Book burning is the most insidious form of book banning, and just as the American Library Association is preparing to celebrate the freedom to read during Banned Books Week, along comes one Rev. Terry Jones of the 50-member Dove World Outreach Center in Gainesville, Florida. The good reverend's idea of world outreach is to commemorate the 9/11 terrorist attacks of 2001 with a public burning of the Qur'an, the Muslim holy book.

The mind-boggling logic behind Jones’s plan has attracted the attention of Muslims and media around the world, and this morning, news sources reported that Gen. David Petraeus had personally pleaded with the reverend to restrain himself because of the potential for retaliatory violence against U.S. troops and citizens overseas that the book burning could provoke.

The Islamic Society of North America issued a statement September 7 condemning Jones’s comments about Islam and other slurs: “The threatened burning of copies of the Holy Qur'an this Saturday is a particularly egregious offense that demands the strongest possible condemnation by all who value civility in public life and seek to honor the sacred memory of those who lost their lives on September 11.” Some 60 Muslims were among the 2,977 innocent victims who died in the terrorist attacks that day.

Garnering a spot on Tuesday on CNN’s American Morning show, Jones said, “We have firmly made up our mind, but at the same time, we are definitely praying about it.” Petraeus said Monday that images of burning Qur'ans “would undoubtedly be used by exremists in Afghanistan—and around the world—to inflame public opinion and incite violence.”

Meanwhile, the American Library Association and librarians across the country will move the Qur'an to the top of the Banned Books Week agenda. (Leading the way by modeling tolerance, an Oklahoma public library has been hosting an exhibit of artwork inspired by Muslim tradition.)

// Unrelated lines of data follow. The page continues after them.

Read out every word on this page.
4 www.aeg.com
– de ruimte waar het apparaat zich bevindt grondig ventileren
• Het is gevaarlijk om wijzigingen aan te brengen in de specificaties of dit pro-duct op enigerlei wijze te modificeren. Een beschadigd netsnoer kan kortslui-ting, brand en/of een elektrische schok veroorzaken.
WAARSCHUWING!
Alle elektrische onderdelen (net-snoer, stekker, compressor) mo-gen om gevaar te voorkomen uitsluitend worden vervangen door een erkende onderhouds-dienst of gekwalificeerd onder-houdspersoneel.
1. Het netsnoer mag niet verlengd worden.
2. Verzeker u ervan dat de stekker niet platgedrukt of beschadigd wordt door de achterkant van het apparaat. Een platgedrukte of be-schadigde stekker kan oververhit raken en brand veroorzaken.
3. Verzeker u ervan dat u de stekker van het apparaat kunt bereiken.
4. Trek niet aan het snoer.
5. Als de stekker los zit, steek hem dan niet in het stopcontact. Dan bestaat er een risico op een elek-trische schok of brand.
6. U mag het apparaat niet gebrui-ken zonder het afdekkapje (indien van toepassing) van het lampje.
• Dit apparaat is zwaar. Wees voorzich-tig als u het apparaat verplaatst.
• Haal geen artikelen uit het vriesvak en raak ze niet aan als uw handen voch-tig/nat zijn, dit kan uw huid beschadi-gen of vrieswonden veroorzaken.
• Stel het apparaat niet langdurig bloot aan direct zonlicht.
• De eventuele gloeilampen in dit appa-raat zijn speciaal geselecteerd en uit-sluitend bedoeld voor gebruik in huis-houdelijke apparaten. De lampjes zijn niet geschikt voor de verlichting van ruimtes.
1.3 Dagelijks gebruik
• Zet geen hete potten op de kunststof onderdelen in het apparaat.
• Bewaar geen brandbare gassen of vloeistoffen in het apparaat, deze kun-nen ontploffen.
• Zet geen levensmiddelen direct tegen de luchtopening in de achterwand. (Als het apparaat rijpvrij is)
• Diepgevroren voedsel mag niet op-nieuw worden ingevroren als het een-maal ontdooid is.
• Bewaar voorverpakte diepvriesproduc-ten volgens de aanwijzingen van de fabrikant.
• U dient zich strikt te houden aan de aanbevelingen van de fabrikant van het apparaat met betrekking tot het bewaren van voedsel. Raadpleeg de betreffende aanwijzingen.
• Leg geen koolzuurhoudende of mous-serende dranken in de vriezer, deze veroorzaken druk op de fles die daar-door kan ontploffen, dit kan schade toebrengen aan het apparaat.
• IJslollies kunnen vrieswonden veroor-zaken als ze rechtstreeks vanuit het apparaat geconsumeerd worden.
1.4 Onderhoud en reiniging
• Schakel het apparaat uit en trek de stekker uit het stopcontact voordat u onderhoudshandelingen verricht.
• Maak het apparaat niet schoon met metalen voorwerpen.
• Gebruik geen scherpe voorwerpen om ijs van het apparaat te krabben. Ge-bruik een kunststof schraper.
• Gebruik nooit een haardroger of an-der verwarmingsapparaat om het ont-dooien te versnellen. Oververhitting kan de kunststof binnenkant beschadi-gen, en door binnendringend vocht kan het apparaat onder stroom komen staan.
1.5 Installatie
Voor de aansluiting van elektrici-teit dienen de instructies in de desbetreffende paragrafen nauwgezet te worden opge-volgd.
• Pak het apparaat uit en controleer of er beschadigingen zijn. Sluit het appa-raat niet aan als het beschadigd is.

“Free people read freely,” says Barbara Jones, director of the ALA Office for Intellectual Freedom. “That is a fundamental principle of the American Constitution and a basic mission of public libraries. We don’t burn books, we read them.”

Whether or not the Rev. Jones (who is no relation to ALA’s OIF director) proceeds with his plan, librarians and library advocates will assemble on the steps of the American Library Association headquarters in Chicago this Saturday at 1 p.m. for a public reading from the Qur'an to counteract the burning in Gainesville, and Banned Books Week will launch on September 25 with readings from the Qur'an.

“The librarians of America will not stand by and let ignorance rule,” says ALA Executive Director Keith Michael Fiels. “For every would-be book burner, there are thousands of readers who will speak out for the freedom to peaceably assemble and read whatever they choose.”

The reverend would do well to use his matches to ignite the pilot light in his brain. Have you ever actually read the Qur'an, Rev. Jones? If you really want illumination, I respectfully suggest you spend Saturday reading instead of burning.